Paul Fisher has the sea in his blood. At the age of 9 he attempted to run away to sea, showing better judgement in packing sandwiches and “pop” (his term), than in his choice of vessel – which failed to depart before food and drink was exhausted. He slunk home.
But before long, as a teenager, he and a friend acquired a starter boat and with a library copy of “Teach Yourself Sailing” they taught themselves to sail on the Thames, progressing through numerous boats including a rotten Norfolk Wherry bought for £50 quid, at which price it was clearly no bargain. Paul designed his first boat at the age of 15, read Naval Architecture and Shipbuilding at Newcastle University and after graduating joined the Royal Institute of Naval Architects.

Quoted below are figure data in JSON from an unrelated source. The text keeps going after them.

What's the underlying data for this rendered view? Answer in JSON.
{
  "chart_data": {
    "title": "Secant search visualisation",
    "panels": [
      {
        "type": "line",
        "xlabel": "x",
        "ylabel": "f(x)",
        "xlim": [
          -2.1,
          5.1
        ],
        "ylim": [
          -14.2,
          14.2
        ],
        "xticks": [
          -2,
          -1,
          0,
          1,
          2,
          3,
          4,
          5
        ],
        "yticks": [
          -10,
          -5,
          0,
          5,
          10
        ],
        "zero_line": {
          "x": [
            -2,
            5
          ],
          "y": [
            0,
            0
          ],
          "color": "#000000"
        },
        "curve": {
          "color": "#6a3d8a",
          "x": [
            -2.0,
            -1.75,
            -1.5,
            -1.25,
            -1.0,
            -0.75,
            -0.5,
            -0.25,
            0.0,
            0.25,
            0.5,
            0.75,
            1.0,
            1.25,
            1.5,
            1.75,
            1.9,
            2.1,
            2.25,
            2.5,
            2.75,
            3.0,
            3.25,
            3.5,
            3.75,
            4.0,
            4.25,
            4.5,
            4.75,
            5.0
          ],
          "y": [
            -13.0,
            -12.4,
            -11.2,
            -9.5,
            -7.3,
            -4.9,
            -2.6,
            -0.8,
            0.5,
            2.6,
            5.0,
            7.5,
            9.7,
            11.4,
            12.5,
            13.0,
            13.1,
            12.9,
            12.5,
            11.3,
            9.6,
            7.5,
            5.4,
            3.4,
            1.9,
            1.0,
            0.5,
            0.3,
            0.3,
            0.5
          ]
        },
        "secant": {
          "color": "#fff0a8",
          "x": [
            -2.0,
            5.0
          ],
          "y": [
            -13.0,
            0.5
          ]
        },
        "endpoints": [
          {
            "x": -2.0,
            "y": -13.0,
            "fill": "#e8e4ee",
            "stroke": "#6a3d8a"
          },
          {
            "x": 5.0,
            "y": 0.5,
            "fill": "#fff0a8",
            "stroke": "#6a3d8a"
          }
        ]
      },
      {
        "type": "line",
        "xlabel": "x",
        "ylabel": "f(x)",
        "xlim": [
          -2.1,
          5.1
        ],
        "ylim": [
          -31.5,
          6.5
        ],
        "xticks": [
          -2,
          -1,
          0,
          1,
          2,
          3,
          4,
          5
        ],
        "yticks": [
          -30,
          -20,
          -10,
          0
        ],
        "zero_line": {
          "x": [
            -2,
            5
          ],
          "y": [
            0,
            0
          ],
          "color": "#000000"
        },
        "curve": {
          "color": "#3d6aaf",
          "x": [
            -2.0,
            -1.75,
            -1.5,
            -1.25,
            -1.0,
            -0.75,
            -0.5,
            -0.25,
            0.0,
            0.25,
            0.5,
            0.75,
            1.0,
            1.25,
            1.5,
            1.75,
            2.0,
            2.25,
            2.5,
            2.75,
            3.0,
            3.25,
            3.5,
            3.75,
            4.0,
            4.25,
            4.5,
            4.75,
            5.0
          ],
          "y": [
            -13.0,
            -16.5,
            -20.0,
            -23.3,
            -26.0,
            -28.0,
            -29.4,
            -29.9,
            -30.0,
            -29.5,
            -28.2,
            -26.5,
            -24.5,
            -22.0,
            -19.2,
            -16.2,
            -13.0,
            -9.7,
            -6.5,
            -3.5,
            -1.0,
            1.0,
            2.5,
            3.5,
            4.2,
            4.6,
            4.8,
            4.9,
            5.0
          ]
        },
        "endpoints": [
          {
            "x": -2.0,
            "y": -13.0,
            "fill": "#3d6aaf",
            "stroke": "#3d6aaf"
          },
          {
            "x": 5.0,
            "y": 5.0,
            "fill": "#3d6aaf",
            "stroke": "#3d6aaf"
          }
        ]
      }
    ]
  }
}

He cut his designer teeth with McGruers and Silvers Marine (later to become DM Russell Ltd.). This family company, with its enormous loft for full-size layout, foundry, and construction shed was one of the UK’s premier yards. Here Paul learnt about the reality of design – of things that could be built as well as drawn. He learnt about mast-making, about (extremely) dirty racing on the Clyde, and about handling clients….

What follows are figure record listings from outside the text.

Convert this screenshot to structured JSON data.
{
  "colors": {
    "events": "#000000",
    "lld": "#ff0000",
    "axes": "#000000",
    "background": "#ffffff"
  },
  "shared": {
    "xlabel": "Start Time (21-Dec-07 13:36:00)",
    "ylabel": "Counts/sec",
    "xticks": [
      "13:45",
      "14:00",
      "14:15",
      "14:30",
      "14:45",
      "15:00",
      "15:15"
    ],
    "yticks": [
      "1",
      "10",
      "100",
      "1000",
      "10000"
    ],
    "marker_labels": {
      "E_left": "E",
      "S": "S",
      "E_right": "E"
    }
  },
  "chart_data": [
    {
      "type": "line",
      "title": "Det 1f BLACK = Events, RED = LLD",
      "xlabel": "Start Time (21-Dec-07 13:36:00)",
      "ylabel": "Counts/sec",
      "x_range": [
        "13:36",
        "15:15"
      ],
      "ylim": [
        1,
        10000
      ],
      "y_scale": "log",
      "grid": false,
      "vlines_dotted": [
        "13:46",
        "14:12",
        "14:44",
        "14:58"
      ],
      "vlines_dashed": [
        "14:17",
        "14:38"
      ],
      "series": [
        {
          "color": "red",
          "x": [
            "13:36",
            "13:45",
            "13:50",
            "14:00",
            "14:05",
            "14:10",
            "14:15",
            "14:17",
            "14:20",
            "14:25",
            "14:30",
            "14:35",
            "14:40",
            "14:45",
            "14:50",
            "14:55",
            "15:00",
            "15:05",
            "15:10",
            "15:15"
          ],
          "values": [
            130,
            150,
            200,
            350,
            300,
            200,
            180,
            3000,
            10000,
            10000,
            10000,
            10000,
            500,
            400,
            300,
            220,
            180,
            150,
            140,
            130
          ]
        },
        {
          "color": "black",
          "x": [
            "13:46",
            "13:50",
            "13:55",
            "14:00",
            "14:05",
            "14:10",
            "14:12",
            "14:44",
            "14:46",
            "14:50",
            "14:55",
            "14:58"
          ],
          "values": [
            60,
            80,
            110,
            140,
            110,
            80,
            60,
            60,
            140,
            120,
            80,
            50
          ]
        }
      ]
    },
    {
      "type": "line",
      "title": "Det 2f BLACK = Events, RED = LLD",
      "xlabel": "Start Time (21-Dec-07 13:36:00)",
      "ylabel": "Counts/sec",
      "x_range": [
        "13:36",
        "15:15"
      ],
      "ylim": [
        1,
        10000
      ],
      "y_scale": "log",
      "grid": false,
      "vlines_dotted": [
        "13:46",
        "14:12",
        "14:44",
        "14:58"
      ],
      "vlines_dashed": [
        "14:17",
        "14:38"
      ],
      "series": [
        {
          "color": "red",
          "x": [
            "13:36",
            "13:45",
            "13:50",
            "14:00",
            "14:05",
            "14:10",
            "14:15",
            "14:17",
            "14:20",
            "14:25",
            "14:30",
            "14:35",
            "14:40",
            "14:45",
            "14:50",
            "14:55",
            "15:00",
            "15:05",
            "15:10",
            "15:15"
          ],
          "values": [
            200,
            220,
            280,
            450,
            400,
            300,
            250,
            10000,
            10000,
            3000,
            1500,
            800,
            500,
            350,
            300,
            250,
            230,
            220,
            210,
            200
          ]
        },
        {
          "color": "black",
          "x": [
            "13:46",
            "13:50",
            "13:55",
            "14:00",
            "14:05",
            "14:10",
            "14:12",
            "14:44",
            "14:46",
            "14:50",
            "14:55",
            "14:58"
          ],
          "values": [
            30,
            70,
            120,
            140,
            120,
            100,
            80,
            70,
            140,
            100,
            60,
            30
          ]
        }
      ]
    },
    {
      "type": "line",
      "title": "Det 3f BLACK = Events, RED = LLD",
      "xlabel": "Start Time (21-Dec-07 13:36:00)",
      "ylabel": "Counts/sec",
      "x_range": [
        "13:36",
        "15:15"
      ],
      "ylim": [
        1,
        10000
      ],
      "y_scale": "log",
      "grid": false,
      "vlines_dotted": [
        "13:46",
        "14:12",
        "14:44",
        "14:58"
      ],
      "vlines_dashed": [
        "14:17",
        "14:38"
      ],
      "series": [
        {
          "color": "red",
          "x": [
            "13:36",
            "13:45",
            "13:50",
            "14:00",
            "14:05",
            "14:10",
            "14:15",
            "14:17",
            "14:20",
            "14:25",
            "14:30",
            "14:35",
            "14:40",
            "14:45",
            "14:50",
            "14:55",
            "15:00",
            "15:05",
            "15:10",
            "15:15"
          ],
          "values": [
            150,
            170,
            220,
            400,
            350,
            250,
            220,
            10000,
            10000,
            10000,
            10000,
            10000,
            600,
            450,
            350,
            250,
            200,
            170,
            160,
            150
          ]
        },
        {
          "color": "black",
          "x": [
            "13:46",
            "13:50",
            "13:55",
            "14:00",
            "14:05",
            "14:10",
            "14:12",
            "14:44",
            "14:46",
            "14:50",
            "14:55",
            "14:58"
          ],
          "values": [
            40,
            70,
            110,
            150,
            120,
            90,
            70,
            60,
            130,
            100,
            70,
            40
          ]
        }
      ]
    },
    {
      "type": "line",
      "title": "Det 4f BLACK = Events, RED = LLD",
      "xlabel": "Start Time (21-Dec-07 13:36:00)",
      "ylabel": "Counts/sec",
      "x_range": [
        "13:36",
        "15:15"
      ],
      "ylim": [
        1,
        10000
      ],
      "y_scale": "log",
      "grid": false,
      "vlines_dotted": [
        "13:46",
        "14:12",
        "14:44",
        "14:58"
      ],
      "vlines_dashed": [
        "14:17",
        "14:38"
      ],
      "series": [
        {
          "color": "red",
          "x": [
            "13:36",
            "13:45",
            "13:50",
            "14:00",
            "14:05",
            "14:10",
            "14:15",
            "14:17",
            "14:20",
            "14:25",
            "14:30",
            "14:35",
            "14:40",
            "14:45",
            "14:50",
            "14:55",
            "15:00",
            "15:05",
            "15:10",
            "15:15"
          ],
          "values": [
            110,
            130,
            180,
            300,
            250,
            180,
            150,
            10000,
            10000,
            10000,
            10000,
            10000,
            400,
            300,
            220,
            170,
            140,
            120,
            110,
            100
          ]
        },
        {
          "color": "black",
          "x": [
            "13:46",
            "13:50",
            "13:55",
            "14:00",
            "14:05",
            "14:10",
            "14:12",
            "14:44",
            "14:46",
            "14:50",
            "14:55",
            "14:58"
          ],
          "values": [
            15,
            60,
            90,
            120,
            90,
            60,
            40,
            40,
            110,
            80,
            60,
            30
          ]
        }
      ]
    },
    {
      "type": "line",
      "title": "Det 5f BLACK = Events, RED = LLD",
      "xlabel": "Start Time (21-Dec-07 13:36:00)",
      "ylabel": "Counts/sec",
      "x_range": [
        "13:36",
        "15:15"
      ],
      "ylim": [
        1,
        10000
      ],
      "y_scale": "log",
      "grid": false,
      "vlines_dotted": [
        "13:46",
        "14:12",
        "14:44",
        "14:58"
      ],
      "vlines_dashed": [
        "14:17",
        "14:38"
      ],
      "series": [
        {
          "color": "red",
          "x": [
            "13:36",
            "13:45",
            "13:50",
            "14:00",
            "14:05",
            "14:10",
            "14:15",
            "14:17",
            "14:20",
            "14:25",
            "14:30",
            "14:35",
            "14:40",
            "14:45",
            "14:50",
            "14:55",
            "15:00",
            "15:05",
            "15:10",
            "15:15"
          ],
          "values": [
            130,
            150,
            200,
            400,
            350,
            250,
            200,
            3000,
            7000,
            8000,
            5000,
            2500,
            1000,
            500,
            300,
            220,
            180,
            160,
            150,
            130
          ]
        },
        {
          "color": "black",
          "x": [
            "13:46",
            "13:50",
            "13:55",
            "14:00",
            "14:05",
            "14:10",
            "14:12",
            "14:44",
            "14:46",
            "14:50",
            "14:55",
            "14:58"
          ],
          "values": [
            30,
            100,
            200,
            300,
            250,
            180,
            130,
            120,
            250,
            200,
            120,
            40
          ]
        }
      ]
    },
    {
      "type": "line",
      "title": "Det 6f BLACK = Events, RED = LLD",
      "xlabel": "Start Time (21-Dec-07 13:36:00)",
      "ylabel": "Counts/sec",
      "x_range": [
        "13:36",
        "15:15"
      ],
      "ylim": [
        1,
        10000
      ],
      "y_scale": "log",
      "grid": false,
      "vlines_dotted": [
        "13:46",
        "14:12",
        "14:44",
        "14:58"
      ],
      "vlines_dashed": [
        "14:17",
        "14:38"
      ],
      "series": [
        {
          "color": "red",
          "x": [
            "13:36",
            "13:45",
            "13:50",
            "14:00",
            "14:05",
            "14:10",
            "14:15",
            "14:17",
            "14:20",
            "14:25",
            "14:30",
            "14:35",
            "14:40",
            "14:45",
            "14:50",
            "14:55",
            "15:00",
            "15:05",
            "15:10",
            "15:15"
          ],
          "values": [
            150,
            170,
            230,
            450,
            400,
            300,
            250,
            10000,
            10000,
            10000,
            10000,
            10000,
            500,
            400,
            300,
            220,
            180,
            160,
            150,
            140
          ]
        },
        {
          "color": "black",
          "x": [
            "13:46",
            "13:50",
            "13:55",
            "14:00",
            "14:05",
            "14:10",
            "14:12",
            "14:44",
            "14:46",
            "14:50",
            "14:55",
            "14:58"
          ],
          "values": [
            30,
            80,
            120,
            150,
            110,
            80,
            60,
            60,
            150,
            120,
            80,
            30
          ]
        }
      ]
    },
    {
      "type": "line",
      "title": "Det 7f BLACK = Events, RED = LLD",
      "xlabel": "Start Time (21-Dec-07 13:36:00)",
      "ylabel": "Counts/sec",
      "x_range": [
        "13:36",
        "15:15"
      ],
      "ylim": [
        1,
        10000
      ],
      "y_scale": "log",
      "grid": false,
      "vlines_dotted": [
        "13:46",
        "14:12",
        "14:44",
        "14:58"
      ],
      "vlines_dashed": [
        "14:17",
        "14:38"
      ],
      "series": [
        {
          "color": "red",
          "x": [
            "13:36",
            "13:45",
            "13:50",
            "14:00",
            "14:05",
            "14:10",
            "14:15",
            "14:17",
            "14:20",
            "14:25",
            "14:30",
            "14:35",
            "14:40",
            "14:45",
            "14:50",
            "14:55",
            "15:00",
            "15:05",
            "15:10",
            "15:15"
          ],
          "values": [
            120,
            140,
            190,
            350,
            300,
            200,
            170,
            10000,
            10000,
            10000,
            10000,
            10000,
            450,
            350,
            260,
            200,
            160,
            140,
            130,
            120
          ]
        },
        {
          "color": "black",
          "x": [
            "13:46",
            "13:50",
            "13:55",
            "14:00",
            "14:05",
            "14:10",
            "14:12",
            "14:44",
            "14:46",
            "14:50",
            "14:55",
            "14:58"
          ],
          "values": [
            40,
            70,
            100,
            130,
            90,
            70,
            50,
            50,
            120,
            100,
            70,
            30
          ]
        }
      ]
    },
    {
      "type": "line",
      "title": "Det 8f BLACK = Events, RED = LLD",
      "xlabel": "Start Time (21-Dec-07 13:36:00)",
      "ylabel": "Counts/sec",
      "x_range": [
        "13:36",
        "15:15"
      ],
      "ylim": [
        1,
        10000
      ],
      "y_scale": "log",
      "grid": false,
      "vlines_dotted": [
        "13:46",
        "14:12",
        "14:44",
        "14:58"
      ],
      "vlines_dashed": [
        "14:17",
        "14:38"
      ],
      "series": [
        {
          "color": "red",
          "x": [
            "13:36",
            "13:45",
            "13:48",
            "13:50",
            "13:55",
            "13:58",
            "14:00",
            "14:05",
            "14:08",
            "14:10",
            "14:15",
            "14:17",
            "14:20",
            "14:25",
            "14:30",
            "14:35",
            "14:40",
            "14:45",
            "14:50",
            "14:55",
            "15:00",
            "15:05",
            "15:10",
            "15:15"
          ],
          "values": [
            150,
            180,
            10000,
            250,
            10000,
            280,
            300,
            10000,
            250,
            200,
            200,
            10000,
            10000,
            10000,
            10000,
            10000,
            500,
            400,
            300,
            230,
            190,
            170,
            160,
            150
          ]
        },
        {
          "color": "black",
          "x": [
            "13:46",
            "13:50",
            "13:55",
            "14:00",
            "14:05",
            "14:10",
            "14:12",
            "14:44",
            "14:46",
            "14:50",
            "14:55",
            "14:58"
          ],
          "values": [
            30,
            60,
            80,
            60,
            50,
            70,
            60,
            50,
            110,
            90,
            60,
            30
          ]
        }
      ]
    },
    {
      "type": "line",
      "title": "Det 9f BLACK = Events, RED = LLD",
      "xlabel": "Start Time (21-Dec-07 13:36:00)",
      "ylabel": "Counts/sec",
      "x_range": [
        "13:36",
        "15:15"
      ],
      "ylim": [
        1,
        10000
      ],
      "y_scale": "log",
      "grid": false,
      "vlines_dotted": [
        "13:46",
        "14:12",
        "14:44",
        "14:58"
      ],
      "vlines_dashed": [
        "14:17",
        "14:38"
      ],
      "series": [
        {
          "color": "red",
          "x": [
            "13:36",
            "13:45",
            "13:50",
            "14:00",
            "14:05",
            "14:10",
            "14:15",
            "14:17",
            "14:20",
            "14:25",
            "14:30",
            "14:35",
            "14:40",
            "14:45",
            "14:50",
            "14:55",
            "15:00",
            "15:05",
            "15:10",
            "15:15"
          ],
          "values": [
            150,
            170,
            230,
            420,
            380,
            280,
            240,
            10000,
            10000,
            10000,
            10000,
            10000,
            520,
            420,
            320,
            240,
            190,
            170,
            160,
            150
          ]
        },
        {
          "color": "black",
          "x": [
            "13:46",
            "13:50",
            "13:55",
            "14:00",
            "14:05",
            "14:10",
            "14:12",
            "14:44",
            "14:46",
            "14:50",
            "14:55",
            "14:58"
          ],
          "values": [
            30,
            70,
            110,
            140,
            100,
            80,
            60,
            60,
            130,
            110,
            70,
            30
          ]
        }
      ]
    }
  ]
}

In 1982 Paul moved to Devon to start Selway Fisher Design, going on to produce some 400 designs covering an amazingly wide range of craft – canoes, dinghies, day boats, yachts, junks, slipper launches, steam vessels… building up a well-deserved reputation for producing good boats for modest budgets. He was a pioneer of and champions modern wood/composite construction (e.g. clinker ply, stitch and tape, “egg-box”, strip planking).

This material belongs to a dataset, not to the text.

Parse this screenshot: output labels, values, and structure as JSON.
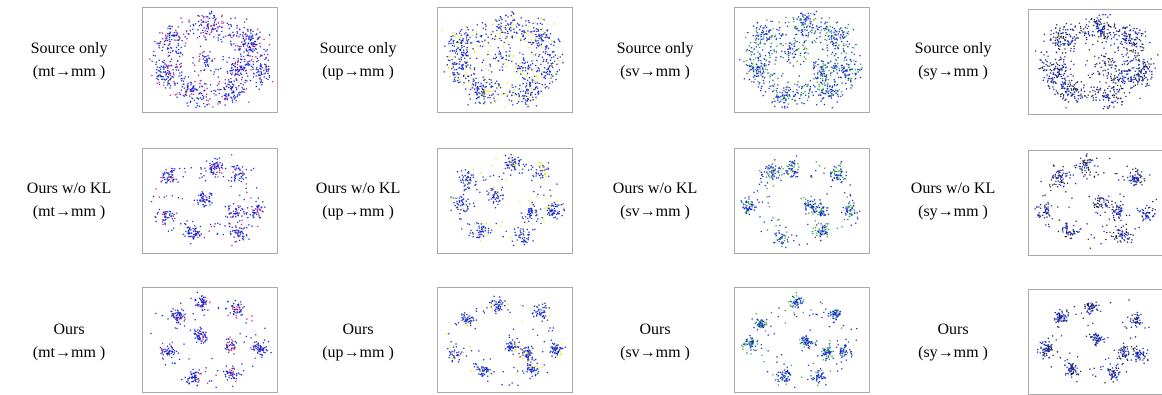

In addition to his real-world designs Paul runs a line in replicas and models for the film industry, which needs a steady flow of historic craft from galleons to U-boats. Not in any way to downplay the long hard work that Paul has put into his craft (in both meanings of the word) but one has to admire and envy a man who turned a lifelong hobby into a career – one in which he has excelled.